O testamento dizendo ao herdeiro o que será seu de direito, lega posses do passado para um futuro. Sem testamento ou, resolvendo a metáfora, sem tradição - que selecione e nomeie, que transmita e preserve, que indique onde se encontram os tesouros e qual o seu valor - parece não haver nenhuma continuidade consciente no tempo, e portanto, humanamente falando, nem passado nem futuro, mas tão somente a sempiterna mudança do mundo e do ciclo biológico das criaturas que nele vivem.
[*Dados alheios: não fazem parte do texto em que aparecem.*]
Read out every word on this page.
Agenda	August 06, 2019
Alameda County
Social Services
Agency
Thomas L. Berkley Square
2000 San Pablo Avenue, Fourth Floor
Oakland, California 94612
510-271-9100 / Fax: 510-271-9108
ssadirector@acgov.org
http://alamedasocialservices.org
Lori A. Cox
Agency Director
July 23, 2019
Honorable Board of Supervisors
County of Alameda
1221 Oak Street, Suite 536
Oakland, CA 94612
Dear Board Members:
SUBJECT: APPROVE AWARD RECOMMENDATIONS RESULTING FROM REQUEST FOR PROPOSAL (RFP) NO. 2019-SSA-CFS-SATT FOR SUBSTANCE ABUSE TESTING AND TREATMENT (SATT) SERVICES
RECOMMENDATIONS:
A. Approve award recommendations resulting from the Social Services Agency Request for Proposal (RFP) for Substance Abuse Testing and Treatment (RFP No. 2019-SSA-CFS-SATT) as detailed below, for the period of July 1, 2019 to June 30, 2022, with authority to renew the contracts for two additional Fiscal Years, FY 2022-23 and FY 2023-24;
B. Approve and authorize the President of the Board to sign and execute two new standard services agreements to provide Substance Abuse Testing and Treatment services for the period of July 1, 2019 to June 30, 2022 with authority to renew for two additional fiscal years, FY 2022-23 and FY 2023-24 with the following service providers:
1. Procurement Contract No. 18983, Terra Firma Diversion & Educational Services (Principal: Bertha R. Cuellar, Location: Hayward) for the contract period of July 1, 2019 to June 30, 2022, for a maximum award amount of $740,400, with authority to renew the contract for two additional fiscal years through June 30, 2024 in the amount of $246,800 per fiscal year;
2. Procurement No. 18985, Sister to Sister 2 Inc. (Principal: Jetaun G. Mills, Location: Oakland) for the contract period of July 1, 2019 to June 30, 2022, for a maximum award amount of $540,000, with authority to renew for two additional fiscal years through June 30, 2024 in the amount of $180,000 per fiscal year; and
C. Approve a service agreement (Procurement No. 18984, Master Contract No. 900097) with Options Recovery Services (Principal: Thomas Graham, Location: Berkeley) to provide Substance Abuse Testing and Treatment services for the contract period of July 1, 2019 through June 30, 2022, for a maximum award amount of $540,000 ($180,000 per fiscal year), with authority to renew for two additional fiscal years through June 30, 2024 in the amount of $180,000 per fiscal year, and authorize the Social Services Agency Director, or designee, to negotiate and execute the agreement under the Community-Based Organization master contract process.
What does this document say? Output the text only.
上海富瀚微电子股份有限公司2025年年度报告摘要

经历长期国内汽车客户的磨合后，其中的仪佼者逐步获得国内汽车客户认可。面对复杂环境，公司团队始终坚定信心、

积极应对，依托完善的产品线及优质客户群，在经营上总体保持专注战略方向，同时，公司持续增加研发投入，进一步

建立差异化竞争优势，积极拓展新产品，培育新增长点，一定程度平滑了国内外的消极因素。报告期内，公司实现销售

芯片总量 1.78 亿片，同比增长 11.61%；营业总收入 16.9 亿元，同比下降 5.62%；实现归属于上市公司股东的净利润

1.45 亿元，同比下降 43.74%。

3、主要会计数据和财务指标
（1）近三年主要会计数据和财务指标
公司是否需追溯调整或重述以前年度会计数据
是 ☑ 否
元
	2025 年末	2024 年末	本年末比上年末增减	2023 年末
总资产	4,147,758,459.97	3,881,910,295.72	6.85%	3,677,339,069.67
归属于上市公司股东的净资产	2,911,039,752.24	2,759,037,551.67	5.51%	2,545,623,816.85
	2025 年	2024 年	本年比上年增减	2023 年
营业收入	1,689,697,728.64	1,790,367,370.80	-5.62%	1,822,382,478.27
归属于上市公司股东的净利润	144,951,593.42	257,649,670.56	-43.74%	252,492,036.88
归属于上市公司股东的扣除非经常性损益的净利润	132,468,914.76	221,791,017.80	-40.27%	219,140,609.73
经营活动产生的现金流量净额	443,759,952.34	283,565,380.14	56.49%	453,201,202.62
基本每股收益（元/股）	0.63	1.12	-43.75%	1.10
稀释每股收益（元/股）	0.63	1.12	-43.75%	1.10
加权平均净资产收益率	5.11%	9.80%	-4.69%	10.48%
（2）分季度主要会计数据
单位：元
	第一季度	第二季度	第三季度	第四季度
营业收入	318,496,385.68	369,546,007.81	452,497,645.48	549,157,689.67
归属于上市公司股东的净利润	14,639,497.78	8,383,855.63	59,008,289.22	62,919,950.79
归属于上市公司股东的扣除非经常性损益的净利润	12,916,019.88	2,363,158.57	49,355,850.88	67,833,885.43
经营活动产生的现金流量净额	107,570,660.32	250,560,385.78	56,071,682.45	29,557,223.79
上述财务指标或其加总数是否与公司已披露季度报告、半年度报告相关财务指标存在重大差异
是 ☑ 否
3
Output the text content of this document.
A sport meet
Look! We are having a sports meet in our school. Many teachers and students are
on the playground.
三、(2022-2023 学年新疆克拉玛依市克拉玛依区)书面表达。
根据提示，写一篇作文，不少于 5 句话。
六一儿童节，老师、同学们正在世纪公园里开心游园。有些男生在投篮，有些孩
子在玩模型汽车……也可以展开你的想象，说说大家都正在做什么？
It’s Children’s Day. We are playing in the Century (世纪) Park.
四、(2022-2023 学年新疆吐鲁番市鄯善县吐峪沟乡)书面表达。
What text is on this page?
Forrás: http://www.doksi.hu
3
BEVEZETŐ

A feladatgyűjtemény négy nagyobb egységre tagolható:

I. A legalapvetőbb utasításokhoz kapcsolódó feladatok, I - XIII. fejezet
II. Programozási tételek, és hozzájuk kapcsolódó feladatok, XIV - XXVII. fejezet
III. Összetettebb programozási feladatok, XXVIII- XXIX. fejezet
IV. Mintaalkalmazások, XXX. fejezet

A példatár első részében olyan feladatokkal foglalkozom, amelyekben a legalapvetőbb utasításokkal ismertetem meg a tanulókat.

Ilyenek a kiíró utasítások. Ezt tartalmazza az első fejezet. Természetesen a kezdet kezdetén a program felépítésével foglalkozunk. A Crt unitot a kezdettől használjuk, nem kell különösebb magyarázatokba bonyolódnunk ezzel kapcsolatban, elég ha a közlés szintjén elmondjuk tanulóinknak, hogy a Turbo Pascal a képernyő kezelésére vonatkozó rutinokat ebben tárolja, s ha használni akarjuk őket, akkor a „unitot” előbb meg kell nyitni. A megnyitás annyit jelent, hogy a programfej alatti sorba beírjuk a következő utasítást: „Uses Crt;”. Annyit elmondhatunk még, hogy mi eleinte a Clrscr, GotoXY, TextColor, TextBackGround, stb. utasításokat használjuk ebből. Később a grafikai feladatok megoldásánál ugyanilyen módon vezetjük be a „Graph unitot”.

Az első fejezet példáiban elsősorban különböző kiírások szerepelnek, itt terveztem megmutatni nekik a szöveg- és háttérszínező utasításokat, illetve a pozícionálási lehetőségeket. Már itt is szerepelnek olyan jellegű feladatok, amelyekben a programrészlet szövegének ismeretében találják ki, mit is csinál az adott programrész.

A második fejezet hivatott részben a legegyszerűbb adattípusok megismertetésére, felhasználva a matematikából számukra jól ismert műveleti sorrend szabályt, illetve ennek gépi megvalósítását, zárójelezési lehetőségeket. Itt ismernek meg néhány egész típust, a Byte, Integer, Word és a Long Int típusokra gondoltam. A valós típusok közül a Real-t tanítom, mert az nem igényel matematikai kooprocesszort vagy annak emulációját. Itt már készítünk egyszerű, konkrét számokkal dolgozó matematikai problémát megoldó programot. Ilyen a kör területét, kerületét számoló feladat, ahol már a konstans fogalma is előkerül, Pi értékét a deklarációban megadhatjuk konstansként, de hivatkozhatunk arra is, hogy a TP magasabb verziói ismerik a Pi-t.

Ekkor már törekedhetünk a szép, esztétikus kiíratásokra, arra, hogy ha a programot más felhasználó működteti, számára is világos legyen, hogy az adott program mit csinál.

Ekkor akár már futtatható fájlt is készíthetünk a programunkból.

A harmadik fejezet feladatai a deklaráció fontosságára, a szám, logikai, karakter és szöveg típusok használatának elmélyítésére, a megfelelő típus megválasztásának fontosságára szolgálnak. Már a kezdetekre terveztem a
O tesouro foi assim perdido, não mercê de circunstâncias históricas e da adversidade da realidade, mas por nenhuma tradição ter previsto seu aparecimento ou sua realidade; por nenhum testamento o haver legado ao futuro.
(Hannah Arendt, Entre o passado e o futuro)
O premiado filme brasileiro, Narradores de Javé, roteiro de Luiz Alberto Abreu e de Eliane Caffé, direção de Caffé, de 2003, narra o drama vivido pelos moradores do Vale de Javé, interior da Bahia, vilarejo que será inundado com a construção de uma usina hidrelétrica. O lugar onde cresceram e viveram, em pouco tempo será apagado, suas casas, seus ancestrais enterrados, suas memórias estarão submersas.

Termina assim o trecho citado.